Don't get me wrong, I'd love to crack those markets, but is it going to actually make me a better writer because I can say "Hey, I was published in EQ." Or is it just that those two are basically the only ones culled for award nominations?

I guess my goal is to be recognized as a writer who always writes the best story she's capable of and always striving to hit the better markets. Truth be told, I'm always afraid I'll fall over dead before I get out of the slush pile and never know that I "made" it. ;-)

sandra seamans said...

I know what you mean, Clair and Patti, most the stories I write just aren't what they publish. The stories I do write to fit, get bounced back, maybe because they're not really my voice but one I'm using to fit their profile of what a story should be.

I think every mystery writer wants that recognition but is worth changing our voice and style for the prestige?

Michael Bracken said...

Sandra, being published in AHMM and EQMM certainly isn't the only way to be recognized as a professional crime fiction short story writer.

But, being published in either magazine gives you a shorthand way of identifying your level of success. You'd be hard-pressed to find a mystery writer/editor who hasn't heard of the two magazines. So, when someone asks where you've been published, you can say AHMM or EQMM and not leave your questioner scratching her head.
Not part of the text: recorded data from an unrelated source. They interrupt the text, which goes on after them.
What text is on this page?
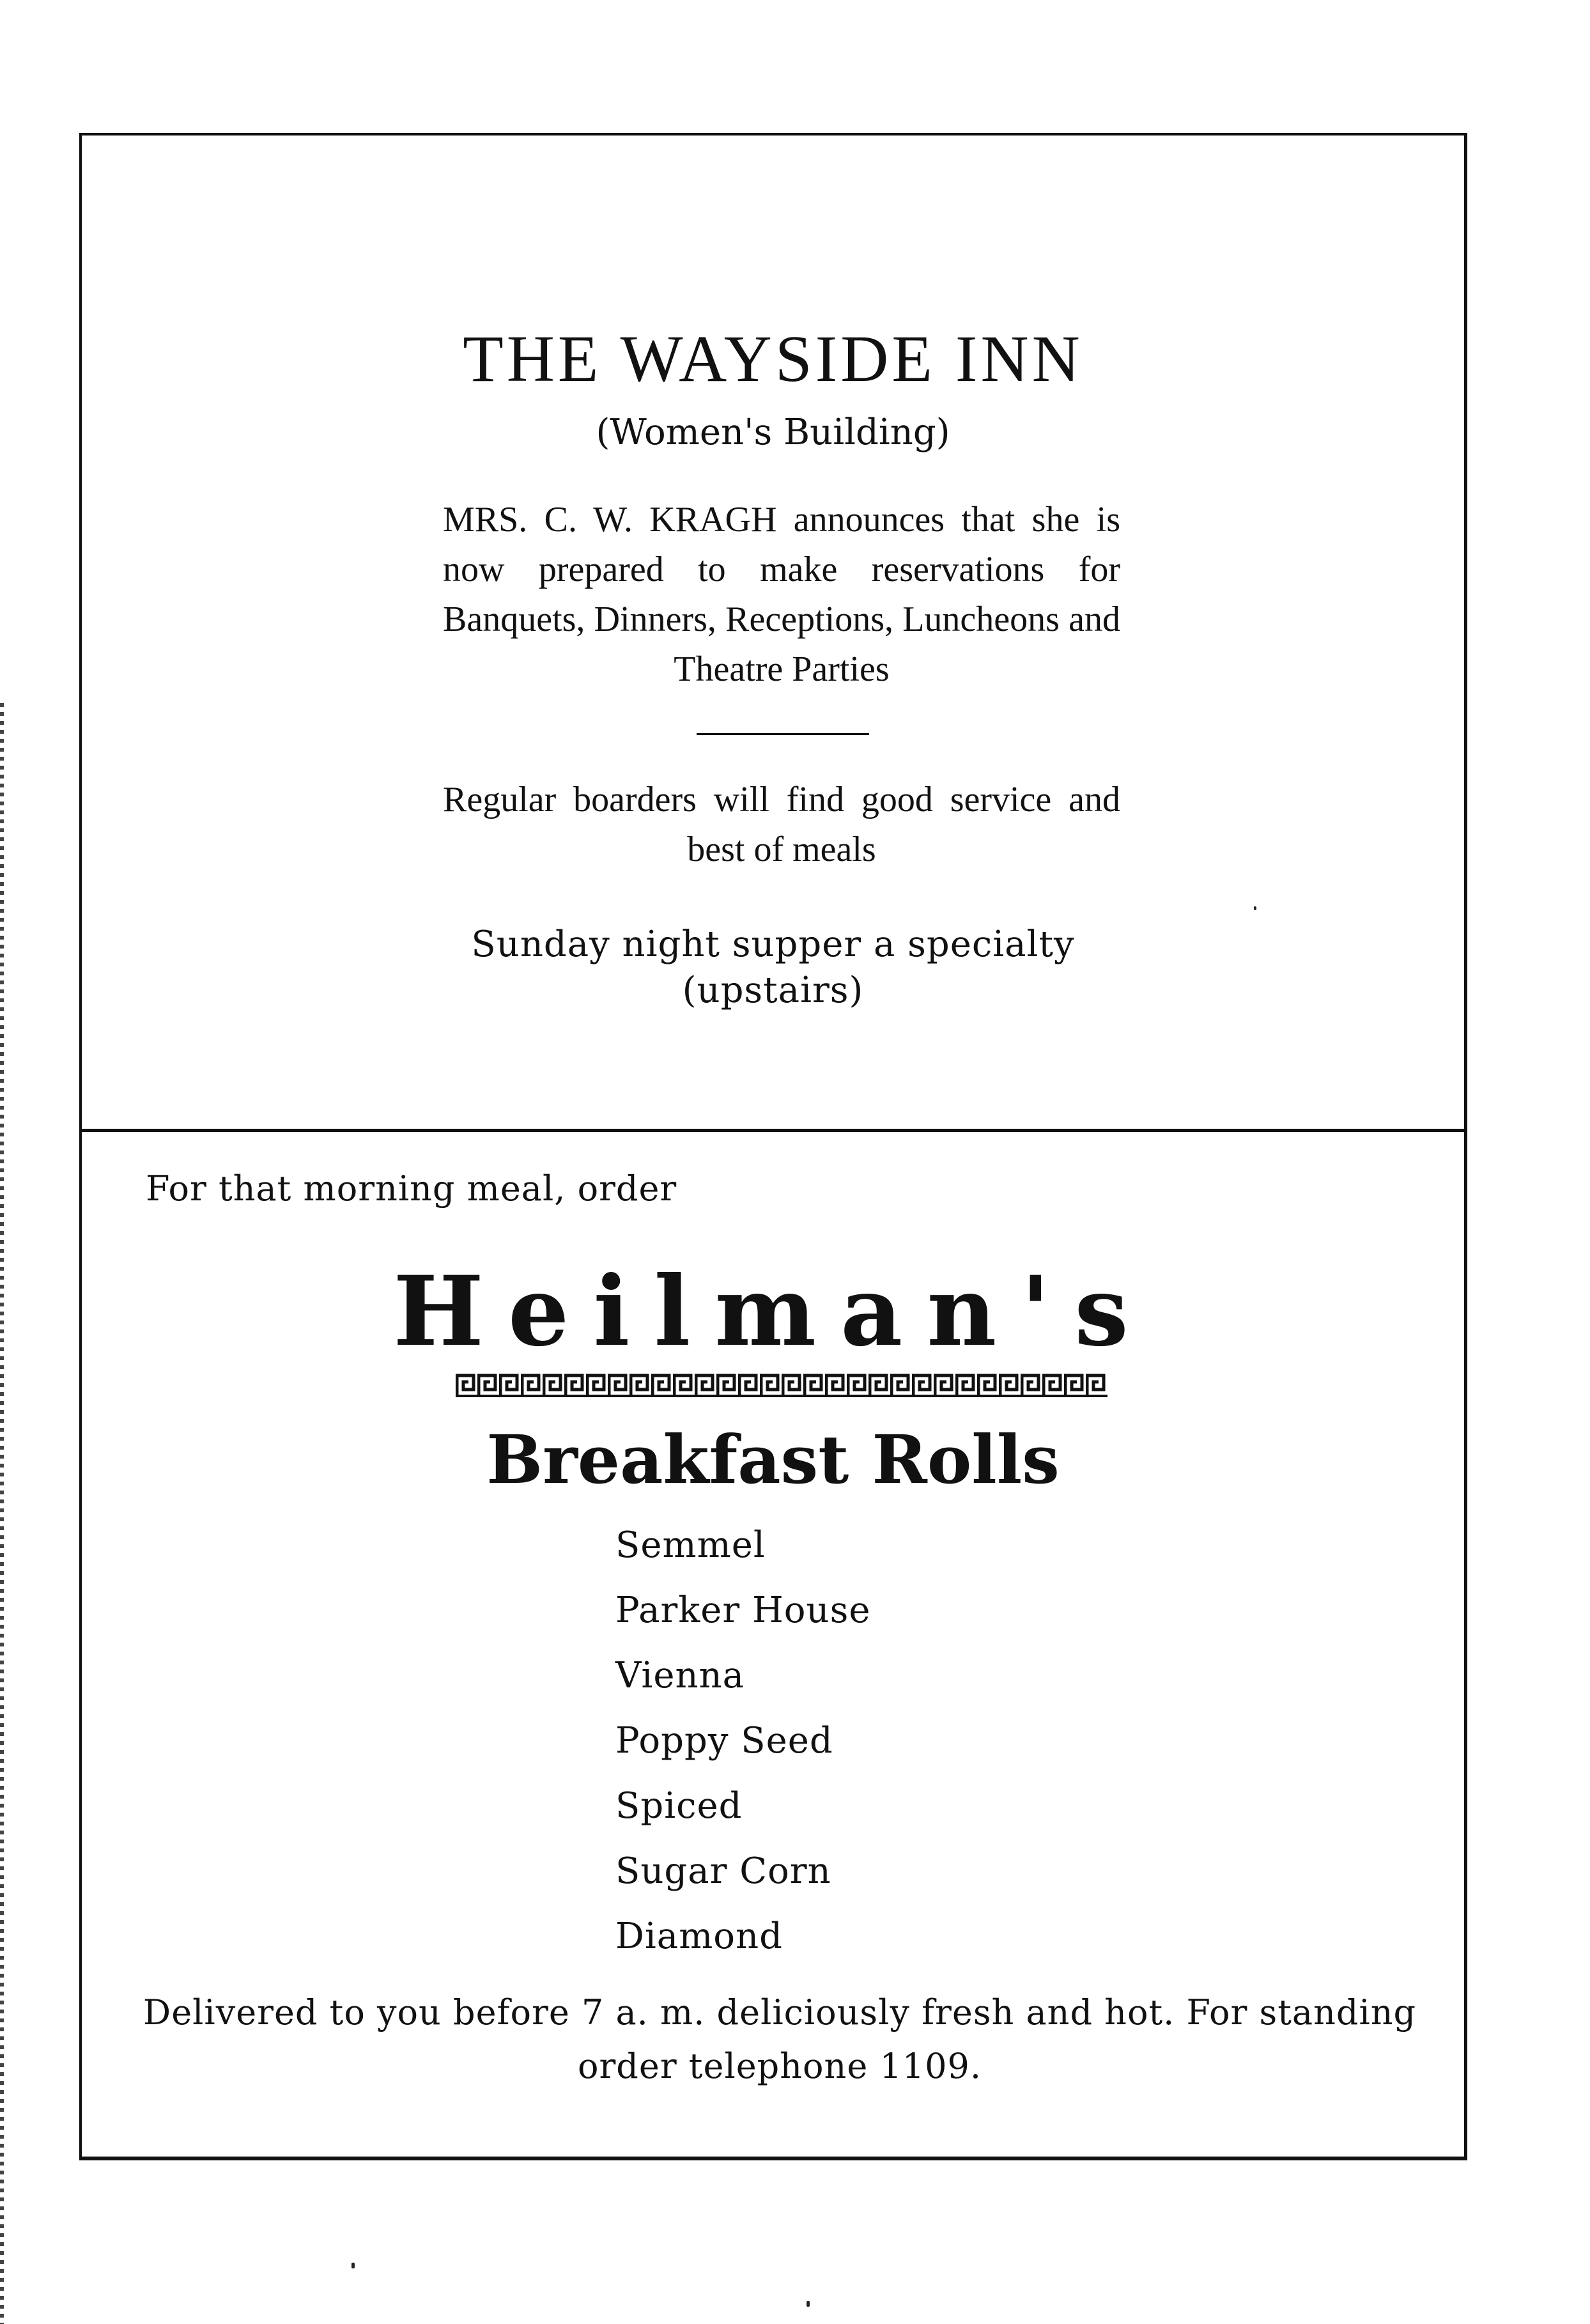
THE WAYSIDE INN
(Women's Building)
MRS. C. W. KRAGH announces that she is now prepared to make reservations for Banquets, Dinners, Receptions, Luncheons and Theatre Parties
Regular boarders will find good service and best of meals
Sunday night supper a specialty
(upstairs)
For that morning meal, order
Heilman's
Breakfast Rolls
Semmel
Parker House
Vienna
Poppy Seed
Spiced
Sugar Corn
Diamond
Delivered to you before 7 a. m. deliciously fresh and hot. For standing order telephone 1109.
As Patti and Clair suggest, you might write wonderful crime fiction stories, submit until you're blue in the face, and never see your work grace the pages of AHMM and EQMM. That isn't necessarily an indication of the quality of your writing; it may simply be that you don't write stories that fit their requirements.

(It took me decades to crack EQMM, and I didn't do it until I collaborated with Tom Sweeney, who had also spent decades trying to crack EQMM. Go figure.)

But, if you stop trying to sell to AHMM and EQMM, you'll never know if you could have.

Naomi Johnson said...

I'm convinced that I don't stand a chance of getting published in either EQMM or AHMM, but that isn't going to stop me from submitting. One of these days there may be a sudden shift in their editorial outlook and I want to be there when it happens.

pattinase (abbott) said...

Good point, Michael made. You can only write what your write. If you try to mold a story to their supposed needs, it will seem cramped, slight, false. Maybe someway one will come out and seem specific to their needs. It they're still in business.